ケ=野草、木の実など季節の味覚を「採取」する日
ハレ=「狩猟」という祭りのための特別な日

 狩猟民族でありながら、血のケガレを嫌った民族。ひょっとすると縄文人弥生人は同じなのではないか、それは戦後の日本人が食生活の変化で体系が変わったのと同じように。弥生人が本当に大陸人の支配者層だというのなら彼らが中華思想とも儒教とも違う「和」なんて思想をなぜ生み出せるのか?鑑真を失明させ、元を苦戦させた海を当時の大陸人は簡単に渡ってこれたとでもいうのか?しかも原住民よりも大多数になるほど精力ばつぐんだったとでもいうのだろうか?君主の名前に卑弥呼と卑しい漢字を当て、倭国とハッキリ別の国だと認識されるものだろうか?……まぁ、どうでもいい。
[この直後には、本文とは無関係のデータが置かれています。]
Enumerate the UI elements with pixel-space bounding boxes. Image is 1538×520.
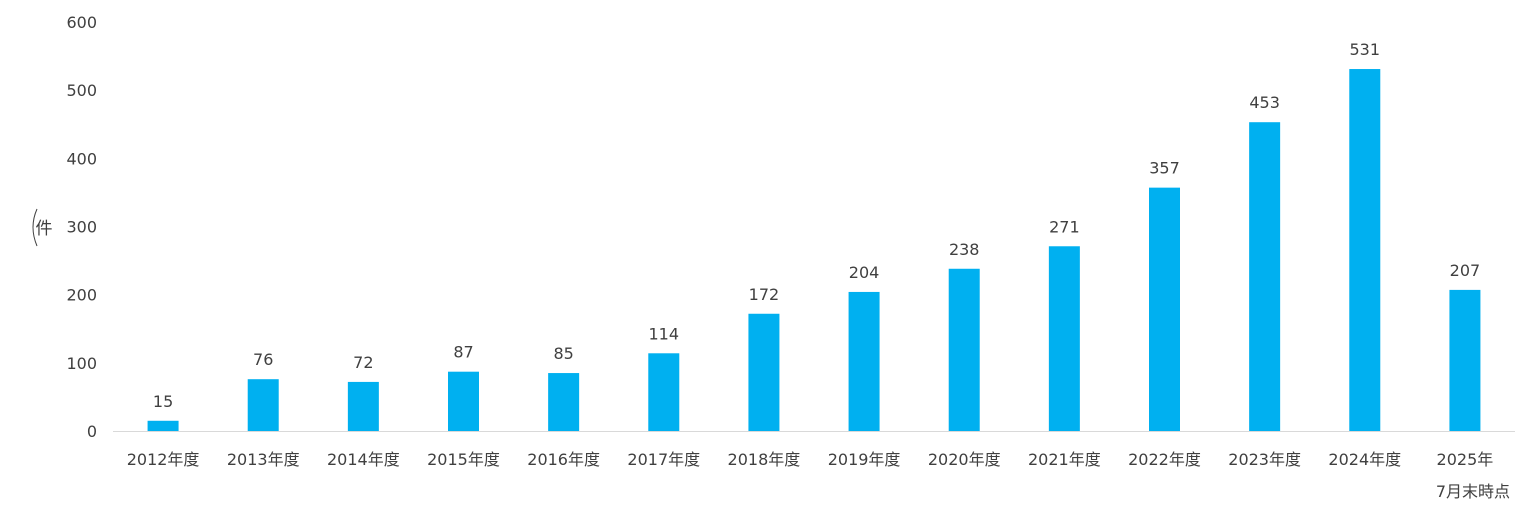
y-tick-label: 300 — [66, 218, 97, 237]
bar-value-label: 87 — [453, 343, 473, 362]
x-category-label: 2014年度 — [327, 450, 400, 469]
x-axis-category-labels: 2012年度 2013年度 2014年度 2015年度 2016年度 2017年度 2018… — [127, 450, 1510, 501]
bar-value-label: 85 — [553, 344, 573, 363]
bar — [548, 373, 580, 431]
bar-series — [147, 69, 1481, 431]
y-tick-label: 500 — [66, 81, 97, 100]
x-category-label: 2020年度 — [928, 450, 1001, 469]
y-tick-label: 100 — [66, 354, 97, 373]
y-tick-label: 200 — [66, 286, 97, 305]
bar-value-label: 271 — [1049, 217, 1080, 236]
bar-value-label: 15 — [153, 392, 173, 411]
bar — [1048, 246, 1080, 431]
x-category-label: 2021年度 — [1028, 450, 1101, 469]
x-category-label: 2024年度 — [1328, 450, 1401, 469]
x-category-label: 2017年度 — [627, 450, 700, 469]
x-category-label: 2019年度 — [828, 450, 901, 469]
bar — [848, 291, 880, 431]
bar-value-label: 453 — [1249, 93, 1280, 112]
bar — [347, 381, 379, 431]
y-axis-unit-text: 件 — [36, 219, 53, 239]
bar — [748, 313, 780, 431]
x-category-label: 2018年度 — [728, 450, 801, 469]
y-tick-label: 600 — [66, 13, 97, 32]
y-tick-label: 400 — [66, 149, 97, 168]
x-category-label: 2025年 — [1437, 450, 1494, 469]
x-category-label: 2012年度 — [127, 450, 200, 469]
bar-value-label: 172 — [749, 285, 780, 304]
bar-value-label: 204 — [849, 263, 880, 282]
x-category-label: 2013年度 — [227, 450, 300, 469]
y-axis-unit-label: 件 — [32, 208, 53, 247]
bar-value-label: 207 — [1450, 261, 1481, 280]
bar — [1449, 289, 1481, 431]
x-category-label: 2022年度 — [1128, 450, 1201, 469]
y-axis-ticks: 0 100 200 300 400 500 600 — [66, 13, 97, 441]
bar-value-label: 238 — [949, 240, 980, 259]
y-axis-unit-bracket — [32, 208, 38, 247]
x-category-label: 2015年度 — [427, 450, 500, 469]
x-category-label: 7月末時点 — [1436, 482, 1510, 501]
bar — [948, 268, 980, 431]
bar — [247, 379, 279, 431]
data-labels: 15 76 72 87 85 114 172 204 238 271 357 453 531 207 — [153, 40, 1480, 411]
x-category-label: 2023年度 — [1228, 450, 1301, 469]
bar — [648, 353, 680, 431]
bar-value-label: 72 — [353, 353, 373, 372]
y-tick-label: 0 — [87, 422, 97, 441]
bar-value-label: 114 — [649, 324, 680, 343]
bar — [147, 420, 179, 431]
bar — [1349, 69, 1381, 431]
bar-value-label: 357 — [1149, 159, 1180, 178]
bar — [1149, 187, 1180, 431]
bar — [1249, 122, 1281, 431]
bar-value-label: 531 — [1350, 40, 1381, 59]
bar-value-label: 76 — [253, 350, 273, 369]
x-category-label: 2016年度 — [527, 450, 600, 469]
bar — [448, 371, 479, 431]
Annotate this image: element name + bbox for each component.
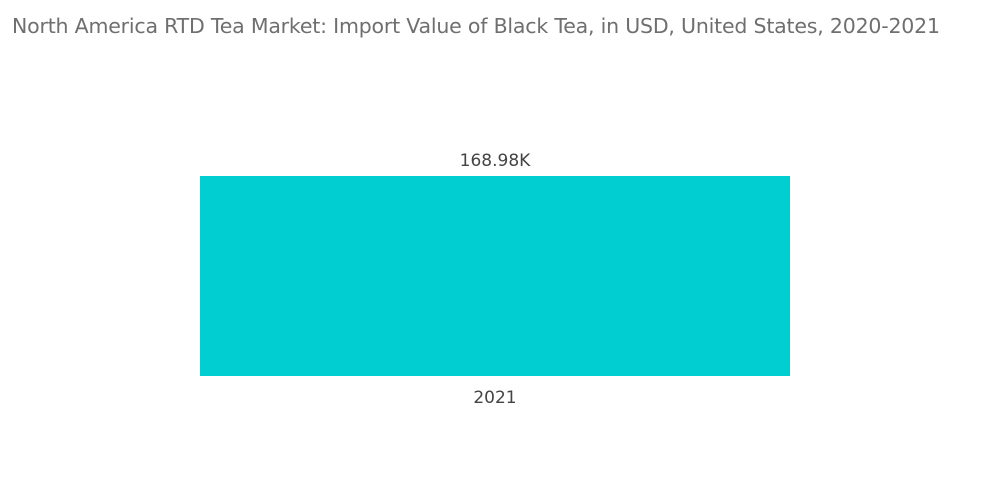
- data-label-2021: 168.98K: [460, 151, 531, 171]
- x-tick-label-2021: 2021: [473, 388, 516, 408]
- chart-title: North America RTD Tea Market: Import Val…: [12, 14, 940, 38]
- bar-2021: [200, 176, 790, 376]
 重要なのは大陸かネイティブかということではない。日本人が「定住」生活を送り、基本は「採取」を基調とした生活を行っていた事。そしてハレの日では「集団で協力」し、「狩猟」を行っていたことだ。この狩猟民族は個人で獲物を求めてさまよう民族とは別の存在という事なのだ。

つづく。

*1:最近はそういう話も増えている。ONEPICEとかポニョとか。これらはズバリ「海」と「遠出」がテーマになっていながら決して家には帰らない物語である。どちらも後先考えず、底抜けに明るいヤツが主人公だな。異色であるはずのこの物語がウケているという事は日本も変わってきているという事だろうか?

*2:ここでさらにソーレはラテン語で太陽という意味なんだー!と言えばギャグに昇華できたが、自重した。